Айвазовский со шквалом беснующейся пучины: оттенки – Олег знал – были не те, но даже выцветшая, блеклая вода поражала своим сходством с настоящим морем, которое он видел всего однажды и, увидев, едва не разочаровался, настолько лучше, настолько более настоящим казался крошечный картонный прямоугольник. Сказочный Васнецов – «Иван-царевич на Сером Волке». Если Айвазовский похож был на фотографии из учебников по географии или хотя бы на быль, то волчьи всадники не были похожи ни на что. От осторожных олеговых пальцев открытка потрепалась по уголкам, замаслилась. Но сказочная притягательность ее не пропала, напротив, чем чаще брал он ее в руки, чем больше деталей подмечал – незабудки, голубеющие сквозь тьму, узор на рукавицах, отблески в черной, как сам лес, воде, – тем более живой казалась сказка. Поверить, что на самом деле она была огромной, он решительно не мог, и, когда уже взрослым, на четвертом курсе увидел ее в запасниках, хотел то ли заплакать, то ли заскакать на месте от неудержимого восторга.

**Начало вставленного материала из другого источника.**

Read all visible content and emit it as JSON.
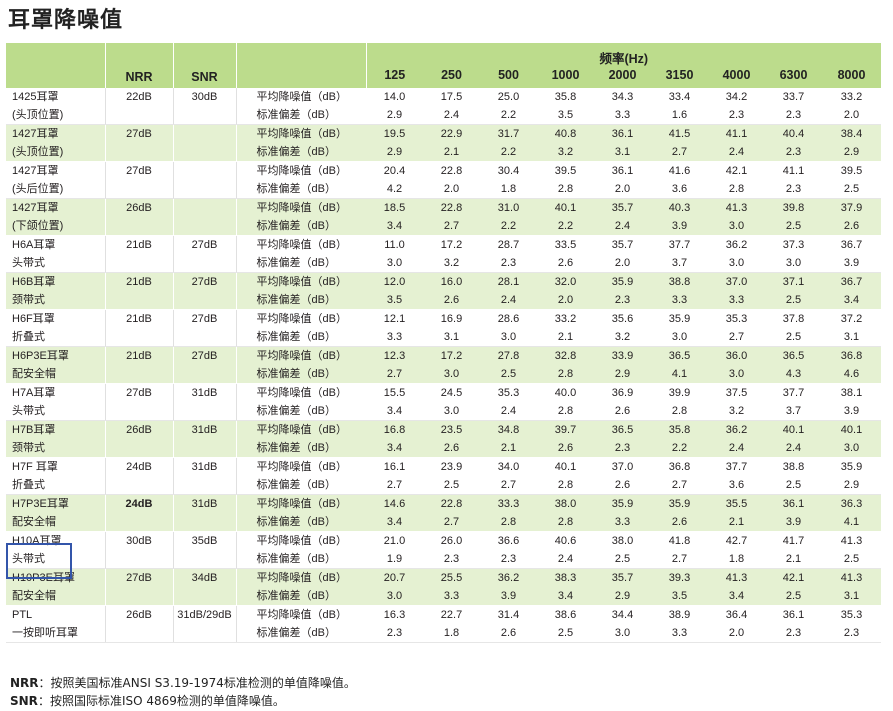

– Поэтому я и выбрал живопись. Хотя и книги люблю, и музыку. Ты слышала когда-нибудь оркестровые записи?
Варвара покачала головой, и нескромный золотой луч запутался в ее волосах. Олег рассказал, как первый раз услышал Чайковского, коду из балета «Щелкунчик», услышал на лекции, с плохой совсем записи, и все равно на секунду словно вышел из своего тела, приподнялся над ним, завис на несколько мучительно прекрасных мгновений и соприкоснулся с абсолютным выражением чужой души, чужой боли и чужого понимания красоты. А потом опустился обратно в тело, ставшее ему неожиданно слишком тесным. Но литературой и музыкой он восхищался со стороны, как чужак, заглянувший в операционную и ставший свидетелем сложнейшей эксцизии. В живописи же он сам держал скальпель.
– Я, наверное, чувствую что-то похожее… Хотя мне и сравнить не с чем. Для записей нет техники, у нас и книг тут почти нет.
– Вам не привозят книги? – удивился Олег,
Варвара замолчала на мгновение, задумалась. Взгляд соскользнул с олегова лица, затянулся утренней дымкой.
– Привозят, – ответила она наконец. – Просто не слишком часто.
Олег почему-то показалось, что она врет.
– Уже рассвело совсем. Мне надо в церковь, пока не ушел свет.
Они возвращались, и даже низенькие улицы теперь казались Олегу не убогими, а трогательными.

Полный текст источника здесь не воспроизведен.